I'm sure it doesn't make the cartels happy though, oh wait. ..
"- Are there any Cannibals in this Island?

- Not anymore, we eat yesterday the last one..."

As an author who will sell less as a result. I have a problem. Hence less incentive to write additional books so if the same happens to an author you happen to read...
Wouldn't the obvious solution be to sue Amazon in small claims for the price of the sold books? Or are they protected from liability by the DMCA?
That, and/or press for a criminal case.

I suspect there's language in Amazon's sale / author contract that tries to limit this. Given the widespread nature of the abuse, puncturing such terms should be reasonably viable.

17 USC 106 lists among exclusive rights:

(3) to distribute copies or phonorecords of the copyrighted work to the public by sale or other transfer of ownership, or by rental, lease, or lending;

https://www.law.cornell.edu/uscode/text/17/106

And § 501 - Infringement of copyright:

(a) Anyone who violates any of the exclusive rights of the copyright owner as provided by sections 106 through 122 or of the author as provided in section 106A(a), or who imports copies or phonorecords into the United States in violation of section 602, is an infringer of the copyright or right of the author, as the case may be. For purposes of this chapter (other than section 506), any reference to copyright shall be deemed to include the rights conferred by section 106A(a). As used in this subsection, the term “anyone” includes any State, any instrumentality of a State, and any officer or employee of a State or instrumentality of a State acting in his or her official capacity. Any State, and any such instrumentality, officer, or employee, shall be subject to the provisions of this title in the same manner and to the same extent as any nongovernmental entity.
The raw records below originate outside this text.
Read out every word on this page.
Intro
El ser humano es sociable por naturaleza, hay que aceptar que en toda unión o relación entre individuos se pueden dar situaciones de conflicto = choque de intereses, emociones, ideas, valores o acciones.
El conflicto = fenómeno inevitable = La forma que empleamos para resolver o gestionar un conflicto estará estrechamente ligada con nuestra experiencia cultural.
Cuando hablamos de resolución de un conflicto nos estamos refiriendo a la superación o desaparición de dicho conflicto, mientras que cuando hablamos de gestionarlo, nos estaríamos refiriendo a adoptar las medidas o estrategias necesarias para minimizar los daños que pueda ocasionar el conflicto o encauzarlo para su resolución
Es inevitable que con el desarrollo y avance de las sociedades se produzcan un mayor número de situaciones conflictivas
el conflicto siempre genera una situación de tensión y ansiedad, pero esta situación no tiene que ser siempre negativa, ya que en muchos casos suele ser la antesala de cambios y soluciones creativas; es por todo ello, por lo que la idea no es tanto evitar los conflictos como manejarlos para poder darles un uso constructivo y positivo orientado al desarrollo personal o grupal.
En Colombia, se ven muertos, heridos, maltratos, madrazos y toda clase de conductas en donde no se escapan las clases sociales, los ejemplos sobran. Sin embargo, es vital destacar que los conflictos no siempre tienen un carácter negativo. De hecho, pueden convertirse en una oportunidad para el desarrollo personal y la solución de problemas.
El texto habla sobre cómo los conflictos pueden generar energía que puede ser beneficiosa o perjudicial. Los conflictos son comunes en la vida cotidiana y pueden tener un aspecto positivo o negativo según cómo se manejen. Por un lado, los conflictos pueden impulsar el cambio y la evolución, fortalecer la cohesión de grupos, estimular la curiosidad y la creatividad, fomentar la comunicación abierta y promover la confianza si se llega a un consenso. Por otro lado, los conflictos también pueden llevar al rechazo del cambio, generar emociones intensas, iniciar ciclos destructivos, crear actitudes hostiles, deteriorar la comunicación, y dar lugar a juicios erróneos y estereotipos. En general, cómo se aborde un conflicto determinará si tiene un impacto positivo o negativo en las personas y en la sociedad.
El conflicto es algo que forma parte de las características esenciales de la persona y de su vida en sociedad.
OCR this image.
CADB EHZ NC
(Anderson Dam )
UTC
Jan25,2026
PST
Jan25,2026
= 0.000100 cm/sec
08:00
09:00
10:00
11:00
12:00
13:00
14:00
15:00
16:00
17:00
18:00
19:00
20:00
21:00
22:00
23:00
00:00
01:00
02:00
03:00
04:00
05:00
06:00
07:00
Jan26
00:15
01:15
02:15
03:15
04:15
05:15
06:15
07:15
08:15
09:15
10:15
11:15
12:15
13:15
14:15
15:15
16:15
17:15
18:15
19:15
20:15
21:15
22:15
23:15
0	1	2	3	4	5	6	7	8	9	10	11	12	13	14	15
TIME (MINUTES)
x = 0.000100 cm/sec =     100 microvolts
https://www.law.cornell.edu/uscode/text/17/501

There's a strong case for criminal liability under § 506 - Criminal offenses, see:

https://www.law.cornell.edu/uscode/text/17/506

They'll just refund you.

Almost nobody ever notices.

I have a few computer books from amazon that say "NOT FOR RESALE OUTSIDE OF INDIA" in them that were sent straight from an amazon warehouse to me.
Here are some alternative (English-language) online bookstores - some ship internationally. Some caveats: store selection and discounts will be varied compared to Amazon, and these stores sell new books (not second-hand titles).

- Wordery (UK-based, but free worldwide shipping)

- Book Depository (Owned by Amazon but appears to operately seprately from Amazon. Free worldwide shipping)

- Bookshop.org (US, UK and Spain)

UK-only

- Books etc (free UK delivery)

- Hive (free UK delivery)

- Blackwells (free UK delivery)

- Foyles (free UK delivery over £25)

- Waterstones (free UK delivery over £25)

- WHSmith (free UK delivery over £30)

It's also possible to buy titles direct from some publishers.

That Amazon doesn't treat counterfeits as a problem mean they lost much of my business. I stopped buying any food or medical products on Amazon or eBay after a bad experience where I bought name-brand vanilla for a suspiciously low price, and it came in slightly suspicious packaging.

I couldn't decide what to do with it. It stood untouched until the expiration date, when I tossed it.

I have no idea if it was good or bad, but I've gotten enough fakes from both that it wasn't worth the risk.

At the very least when Amazon acknowledges that they have sold counterfeit copies of your work, they should be required to pay you what they paid the counterfeiter.